When Old Main Ice House, the first downtown bar/club, opened in 2015, the city didn’t have a noise ordinance, so one was created. Complaints about excessive sound have ceased, he said. But once 1911 Cigars opened in 2019 and, in the wake of the pandemic, reopened to customers, “noise complaints returned, due to a limited number of residents in a particular area.”

Mathis said none of the complaints about noise or decibel level monitoring mattered because “all the windows banging, vibrations, coming from the bass,” he said. “This bass music will not be addressed by lowering the decibel level, even below conversation. Bass is not addressed at all in the proposed order tonight.

The majority of complaints, Mathis said, occur within a minute or two of each other. “We realized this was a targeted area and I believe this person had set their alarm clock, because of the time these calls were made, every Friday and Saturday night,” he said. -he adds.

A speaker referred to 60 complaints filed against the 1911 Cigars site. Of the 60 cited, 27 were unfounded, according to a slide show. The other 33 were within the acceptable decibel range.

Greg Williams, co-owner and chief financial officer of 1911 Cigars, questioned why the agenda item even took place if no violations were reported.

“Why are we all here today discussing something that we know what the root cause is?” he said. “We are wasting time, we are wasting taxpayers’ money. One or two people gave the alert. If you take those two complainers away from 1911 Cigars, we look like 1908, we look like Noble (the Nobel group site), we look like Nick.

“Two people are hijacking this whole affair, and for what? It’s obvious, it’s not about the sound,” he said. “We’ve created a buffer behind our property…and we’re directing the sound away from our (neighbors). I’m just frustrated with how long this took, and the solution you’re about to vote on won’t fix the problem. »

Lamar Street resident Adam Savoy said he understood the complaints because he heard them from his home.

“I never filed a complaint. But I suffered from having to listen to the noise,” Savoy said. “My concern is when I’m at home, in my residence, listening to excessive noise or sound, for me. And my family can’t enjoy our space.

He says he saw neighbors moving “and trying to change things. But that didn’t happen. They left.”

Savoy said one specific neighbor “told me very specifically, ‘I don’t have the strength to face this fight,'” he said. “It’s not just people who call to make bogus complaints. I shouldn’t wait until 11:20 p.m. to go to bed, just to listen to the noise.

He said he saw very little difference between staff recommendations and shareholder recommendations. “I don’t know. Take your pick. I’m fine anyway.

“At home, personally? My house is for sale, I’m ready to move in,” he said. “I have been here for years. I want to be part of this community… but why, why do it?

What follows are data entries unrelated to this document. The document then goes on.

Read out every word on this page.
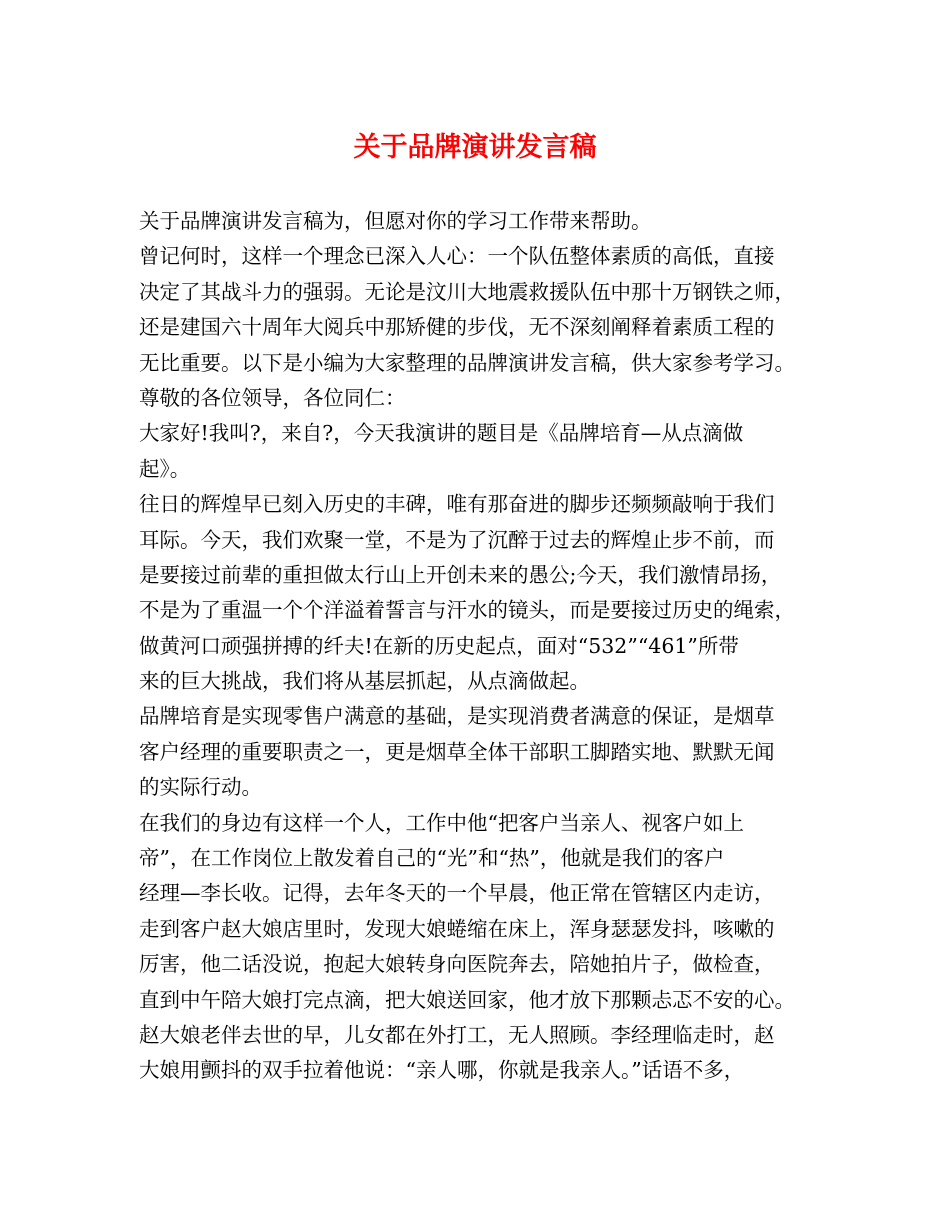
关于品牌演讲发言稿
关于品牌演讲发言稿为，但愿对你的学习工作带来帮助。
曾记何时，这样一个理念已深入人心：一个队伍整体素质的高低，直接
决定了其战斗力的强弱。无论是汶川大地震救援队伍中那十万钢铁之师，
还是建国六十周年大阅兵中那矫健的步伐，无不深刻阐释着素质工程的
无比重要。以下是小编为大家整理的品牌演讲发言稿，供大家参考学习。
尊敬的各位领导，各位同仁：
大家好!我叫?，来自?，今天我演讲的题目是《品牌培育—从点滴做
起》。
往日的辉煌早已刻入历史的丰碑，唯有那奋进的脚步还频频敲响于我们
耳际。今天，我们欢聚一堂，不是为了沉醉于过去的辉煌止步不前，而
是要接过前辈的重担做太行山上开创未来的愚公;今天，我们激情昂扬，
不是为了重温一个个洋溢着誓言与汗水的镜头，而是要接过历史的绳索，
做黄河口顽强拼搏的纤夫!在新的历史起点，面对“532”“461”所带
来的巨大挑战，我们将从基层抓起，从点滴做起。
品牌培育是实现零售户满意的基础，是实现消费者满意的保证，是烟草
客户经理的重要职责之一，更是烟草全体干部职工脚踏实地、默默无闻
的实际行动。
在我们的身边有这样一个人，工作中他“把客户当亲人、视客户如上
帝”，在工作岗位上散发着自己的“光”和“热”，他就是我们的客户
经理—李长收。记得，去年冬天的一个早晨，他正常在管辖区内走访，
走到客户赵大娘店里时，发现大娘蜷缩在床上，浑身瑟瑟发抖，咳嗽的
厉害，他二话没说，抱起大娘转身向医院奔去，陪她拍片子，做检查，
直到中午陪大娘打完点滴，把大娘送回家，他才放下那颗忐忑不安的心。
赵大娘老伴去世的早，儿女都在外打工，无人照顾。李经理临走时，赵
大娘用颤抖的双手拉着他说：“亲人哪，你就是我亲人。”话语不多，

He alluded to Cibolo’s slogan “The city of choice” in conclusion.

“I don’t need to be here. I have a choice, the choice to go somewhere else, where I don’t have to hear the noise,” he concluded.

The Council spent 20 minutes discussing decibel levels, the need to reign in fake calls, and the need to find a way to manage bass levels. A motion to adopt the staff recommendation failed by a 4-3 vote. A subsequent motion to adopt the stakeholder recommendation with the one-hour permit fee in place was approved, 6-1.